Stuttgart - Die nächsten Demonstrationen gegen S 21 und damit verbundene Polizeieinsätze stehen bevor. Der neue Stuttgarter Polizeipräsident Thomas Züfle setzt auf Deeskalation. Dass durch Stuttgart nie wieder Wasserwerfer rollen werden, verspricht er indes nicht.

Herr Züfle, was sagen Sie Ihren Kollegen, die jeden Morgen Blockierer von den Baustellen am Bahnhof wegtragen müssen?

Die Einsatzleiter und ihre Kollegen machen es gut. Sie gehen auf die Leute zu und reden mit ihnen. Ich kann die Kollegen nur ermuntern, dass sie diesen guten Weg weitergehen. Die psychische und physische Belastung ist trotzdem enorm.

Ist es aber nicht wie im Film "Und täglich grüßt das Murmeltier", wenn man täglich vor der gleichen Situation steht?

Da haben Sie recht. Aber es ist unsere Aufgabe; nicht unsere Lieblingsaufgabe zwar, aber das können wir uns nun mal nicht aussuchen. Nicht unser Gutdünken bestimmt das Handeln, sondern Recht und Gesetz.

Zerreißt es die Polizei nicht bei solchen Belastungen, zumal die Haltung zu Stuttgart 21 auch die Bevölkerung spaltet?

Auch bei uns gibt es Befürworter und Gegner. Einen Riss gibt es aber nicht. Ich habe gerade von Kollegen, die besonders belastet sind, gehört, dass die Stuttgart-21-Einsätze die Kollegen auch enorm zusammengeschweißt haben.

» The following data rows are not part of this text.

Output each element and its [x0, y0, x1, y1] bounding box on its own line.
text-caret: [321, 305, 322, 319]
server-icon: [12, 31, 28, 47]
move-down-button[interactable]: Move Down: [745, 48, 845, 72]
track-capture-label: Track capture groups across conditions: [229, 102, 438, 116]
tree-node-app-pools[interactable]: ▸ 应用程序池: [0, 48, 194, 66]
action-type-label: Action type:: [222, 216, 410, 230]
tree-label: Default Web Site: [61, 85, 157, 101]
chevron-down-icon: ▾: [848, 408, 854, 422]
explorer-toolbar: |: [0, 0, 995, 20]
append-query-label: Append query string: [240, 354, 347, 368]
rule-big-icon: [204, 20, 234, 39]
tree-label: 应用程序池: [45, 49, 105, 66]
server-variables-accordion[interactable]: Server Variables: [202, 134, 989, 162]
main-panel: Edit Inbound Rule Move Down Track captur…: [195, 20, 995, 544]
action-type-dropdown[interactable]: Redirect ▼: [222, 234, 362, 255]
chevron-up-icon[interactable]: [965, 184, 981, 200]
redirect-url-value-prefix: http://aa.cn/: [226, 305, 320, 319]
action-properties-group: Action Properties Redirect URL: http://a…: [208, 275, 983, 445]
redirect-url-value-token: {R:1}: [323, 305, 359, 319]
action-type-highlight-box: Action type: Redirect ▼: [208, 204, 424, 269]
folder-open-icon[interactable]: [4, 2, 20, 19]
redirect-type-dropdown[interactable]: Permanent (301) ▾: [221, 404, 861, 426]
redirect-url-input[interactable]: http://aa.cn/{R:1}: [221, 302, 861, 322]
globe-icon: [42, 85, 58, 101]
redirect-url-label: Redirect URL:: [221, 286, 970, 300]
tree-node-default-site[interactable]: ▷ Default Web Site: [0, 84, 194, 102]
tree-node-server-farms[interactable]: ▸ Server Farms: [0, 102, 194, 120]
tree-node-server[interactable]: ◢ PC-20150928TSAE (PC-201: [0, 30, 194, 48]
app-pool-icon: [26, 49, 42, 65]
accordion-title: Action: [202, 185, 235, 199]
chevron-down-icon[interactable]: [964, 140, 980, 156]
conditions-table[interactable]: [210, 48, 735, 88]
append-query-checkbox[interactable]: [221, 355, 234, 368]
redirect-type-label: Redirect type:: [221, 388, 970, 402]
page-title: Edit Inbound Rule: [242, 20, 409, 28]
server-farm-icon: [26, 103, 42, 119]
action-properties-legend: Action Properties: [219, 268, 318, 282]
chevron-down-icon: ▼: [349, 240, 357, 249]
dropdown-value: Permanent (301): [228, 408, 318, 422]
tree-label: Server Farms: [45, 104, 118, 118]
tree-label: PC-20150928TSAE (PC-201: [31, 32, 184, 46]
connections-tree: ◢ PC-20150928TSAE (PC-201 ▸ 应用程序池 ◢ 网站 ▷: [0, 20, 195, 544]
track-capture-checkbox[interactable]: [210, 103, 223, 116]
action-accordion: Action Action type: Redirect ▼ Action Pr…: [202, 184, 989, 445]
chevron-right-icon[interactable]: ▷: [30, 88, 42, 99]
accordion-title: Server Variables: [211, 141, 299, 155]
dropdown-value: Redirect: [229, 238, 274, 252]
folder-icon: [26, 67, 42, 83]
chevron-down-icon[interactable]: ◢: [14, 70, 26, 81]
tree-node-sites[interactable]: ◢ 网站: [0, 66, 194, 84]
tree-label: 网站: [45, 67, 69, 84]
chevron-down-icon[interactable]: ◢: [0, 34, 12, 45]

Wie oft waren Sie im Einsatz?

In diesem Jahr waren 15.219 Polizeikräfte schon 79.376 Stunden im Einsatz. Seit 2010 bis heute leisteten 66.942 Kräfte 426.509 Stunden Dienst in Sachen S21.

Wie kann man diese Belastung abfangen?

Es klingt abgedroschen, ist aber ganz einfach: mit unseren Leuten reden und sie erzählen lassen, was sie leisten. Viel mehr an Motivation steht uns nicht zur Verfügung.